Lacey still didn't know how she felt about Kate at that moment, but at those words, she couldn't stop the burst of compassion in her heart. "I feel bad for you about the babe, Kate, but I feel worse for myself. I spent thirteen years in that hospital thinkin' I was a madwoman—with the nurses thinkin' that, too. Now it seems that I didn't belong there a'tall."
Judge MacIver cleared his throat then, sounding as if he were about to bring the discussion to an end, but one sharp look from both Kate and Lacey changed his mind. Shrugging, he gestured for them to go on.
"No, lass," Kate said, picking up the conversation. "You didn't, but how was I to know what were in yer head? By the time I hired on there, ye'd been in a spell for two years. No one told me ye'd killed yer family. They just said you was a mute girl."
With a heavy sigh, Lacey leaned back in her chair and dropped her gaze to the floor.
"I come to work at St. Josephine's for only one reason, lass, and that was ye." Kate went on, her voice cracking now. "Wh
en I found out that ye was orphaned with no other family to take ye in, and locked up in the mad room of St. Josephine's, too, I felt my calling was with ye. I worked as a nursemaid for a confined lady a while, then used that reference to gain employment at the hospital. My only purpose was to be with ye and see that ye were well taken care of. I took ye on like the child I almost had, I guess, but I was glad to do it. I loved ye Lacey, and still do. I hope ye can find it in yer heart to forgive me someday."
With that, she spun in a slow circle and returned to her husband and child.
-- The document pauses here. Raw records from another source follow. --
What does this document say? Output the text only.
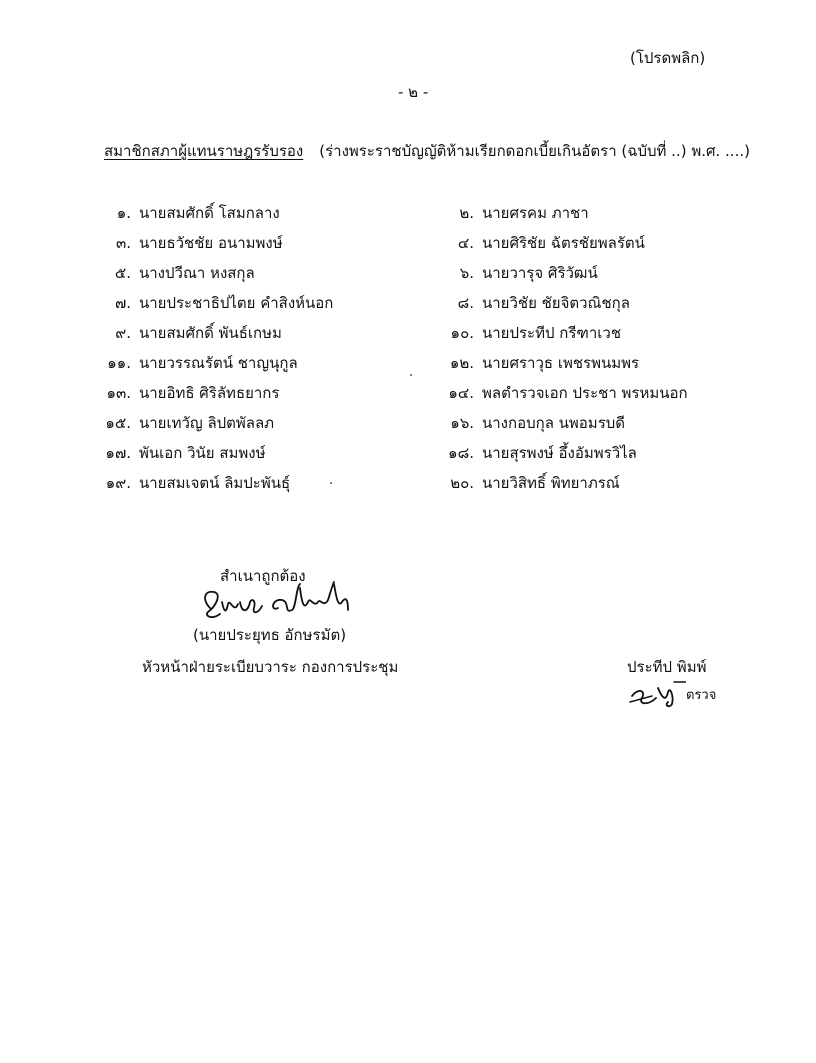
(โปรดพลิก)
- ๒ -
สมาชิกสภาผู้แทนราษฎรรับรอง (ร่างพระราชบัญญัติห้ามเรียกดอกเบี้ยเกินอัตรา (ฉบับที่ ..) พ.ศ. ....)
๑. นายสมศักดิ์ โสมกลาง	๒. นายศรคม ภาชา
๓. นายธวัชชัย อนามพงษ์	๔. นายศิริชัย ฉัตรชัยพลรัตน์
๕. นางปวีณา หงสกุล	๖. นายวารุจ ศิริวัฒน์
๗. นายประชาธิปไตย คำสิงห์นอก	๘. นายวิชัย ชัยจิตวณิชกุล
๙. นายสมศักดิ์ พันธ์เกษม	๑๐. นายประทีป กรีฑาเวช
๑๑. นายวรรณรัตน์ ชาญนุกูล	๑๒. นายศราวุธ เพชรพนมพร
๑๓. นายอิทธิ ศิริลัทธยากร	๑๔. พลตำรวจเอก ประชา พรหมนอก
๑๕. นายเทวัญ ลิปตพัลลภ	๑๖. นางกอบกุล นพอมรบดี
๑๗. พันเอก วินัย สมพงษ์	๑๘. นายสุรพงษ์ อึ้งอัมพรวิไล
๑๙. นายสมเจตน์ ลิมปะพันธุ์	๒๐. นายวิสิทธิ์ พิทยาภรณ์
สำเนาถูกต้อง
(นายประยุทธ อักษรมัต)
หัวหน้าฝ่ายระเบียบวาระ กองการประชุม	ประทีป พิมพ์
ตรวจ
His own tone much less harsh than before, Judge MacIver turned to Lacey and said, "Let me see if I can get this straight myself. When you left Ireland, you were confined at the hospital and not free to go on your own?"
Her concentration shattered, Lacey did what she could to answer his questions honestly and clearly. "No, sir, I was not free to leave. Nurse Quinlin—Kate there—had to spirit me away in the night."
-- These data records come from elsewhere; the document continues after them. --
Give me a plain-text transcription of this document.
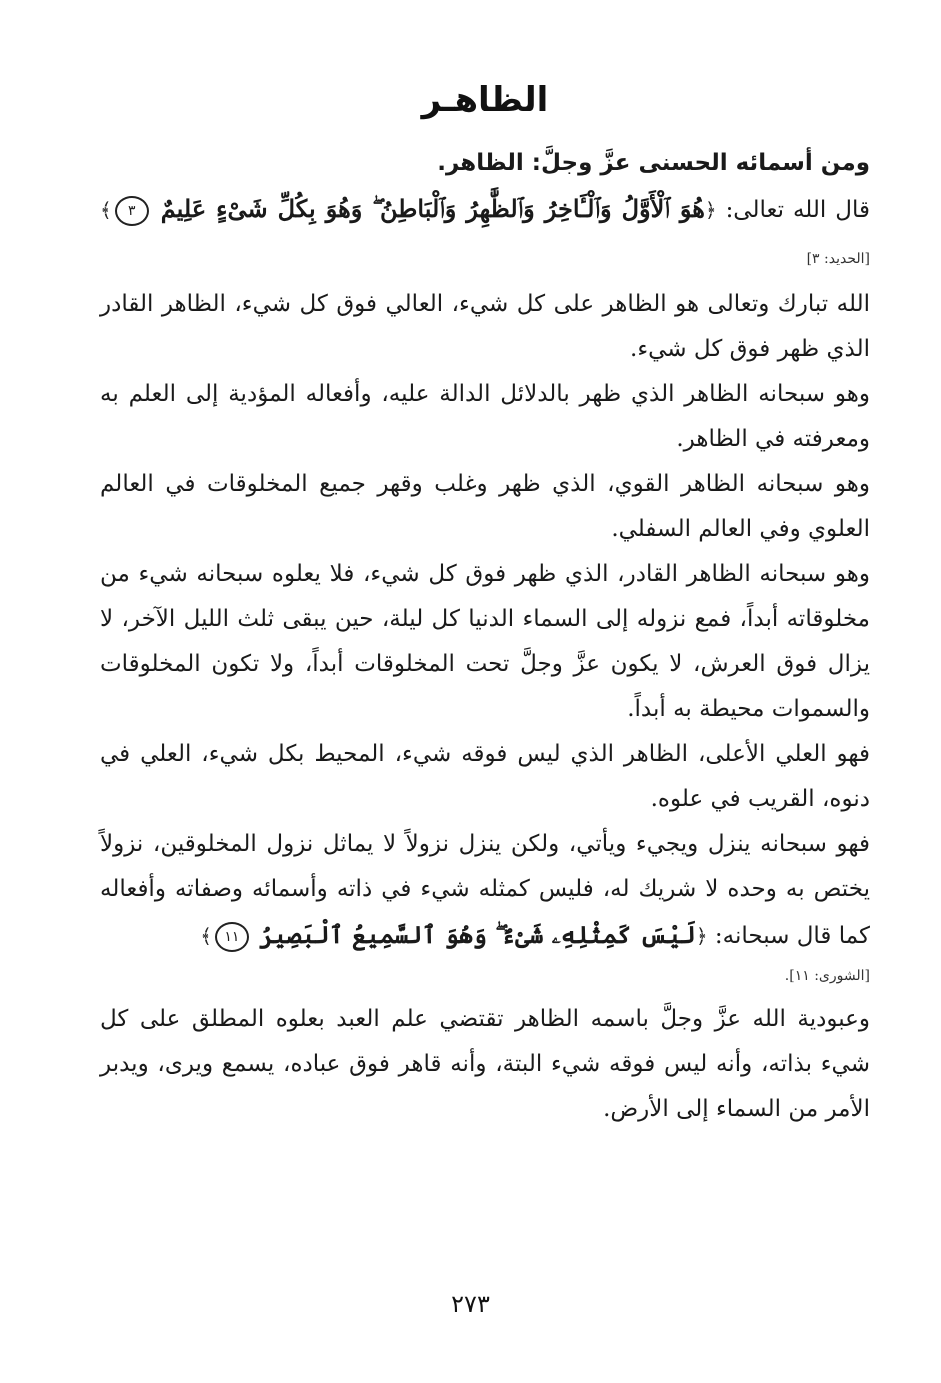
الظاهـر

ومن أسمائه الحسنى عزَّ وجلَّ: الظاهر.

قال الله تعالى: ﴿هُوَ ٱلْأَوَّلُ وَٱلْـَٔاخِرُ وَٱلظَّٰهِرُ وَٱلْبَاطِنُ ۖ وَهُوَ بِكُلِّ شَىْءٍ عَلِيمٌ ٣﴾ [الحديد: ٣]

الله تبارك وتعالى هو الظاهر على كل شيء، العالي فوق كل شيء، الظاهر القادر الذي ظهر فوق كل شيء.

وهو سبحانه الظاهر الذي ظهر بالدلائل الدالة عليه، وأفعاله المؤدية إلى العلم به ومعرفته في الظاهر.

وهو سبحانه الظاهر القوي، الذي ظهر وغلب وقهر جميع المخلوقات في العالم العلوي وفي العالم السفلي.

وهو سبحانه الظاهر القادر، الذي ظهر فوق كل شيء، فلا يعلوه سبحانه شيء من مخلوقاته أبداً، فمع نزوله إلى السماء الدنيا كل ليلة، حين يبقى ثلث الليل الآخر، لا يزال فوق العرش، لا يكون عزَّ وجلَّ تحت المخلوقات أبداً، ولا تكون المخلوقات والسموات محيطة به أبداً.

فهو العلي الأعلى، الظاهر الذي ليس فوقه شيء، المحيط بكل شيء، العلي في دنوه، القريب في علوه.

فهو سبحانه ينزل ويجيء ويأتي، ولكن ينزل نزولاً لا يماثل نزول المخلوقين، نزولاً يختص به وحده لا شريك له، فليس كمثله شيء في ذاته وأسمائه وصفاته وأفعاله كما قال سبحانه: ﴿لَيْسَ كَمِثْلِهِۦ شَىْءٌ ۖ وَهُوَ ٱلسَّمِيعُ ٱلْبَصِيرُ ١١﴾

[الشورى: ١١].

وعبودية الله عزَّ وجلَّ باسمه الظاهر تقتضي علم العبد بعلوه المطلق على كل شيء بذاته، وأنه ليس فوقه شيء البتة، وأنه قاهر فوق عباده، يسمع ويرى، ويدبر الأمر من السماء إلى الأرض.

٢٧٣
"In effect, you're saying that you ran away from the hospital?"
"Aye, sir, and come here with Kate because no man in Ireland would want an escaped mad girl as his wife."
"I see." He tapped a thoughtful finger against the bench. "So you came to Wyoming Territory and married the first man who'd have you without mentioning your previous mental history?"
"Aye," she admitted softly with a fair amount of shame. "That I did."
The judge glanced at Hawke, frowned and shook his head. Then he shouted to the guards at the back of the room. "I think we've done all we can in here. You may call in the jury and the gallery now. I'm ready to resume these proceedings."
Still fiddling with the little shamrock wheel on her spur, Lacey thought back to the questions the judge had asked of her, and in particular, to some of her answers. She glanced at Hawke, wondering what he thought of the exchange. His face was set and stony, unreadable, emotionless. As she stared at him, he stood up, gave her a long thoughtful look, then turned and walked out the door, fighting his way through the tide of incoming spectators.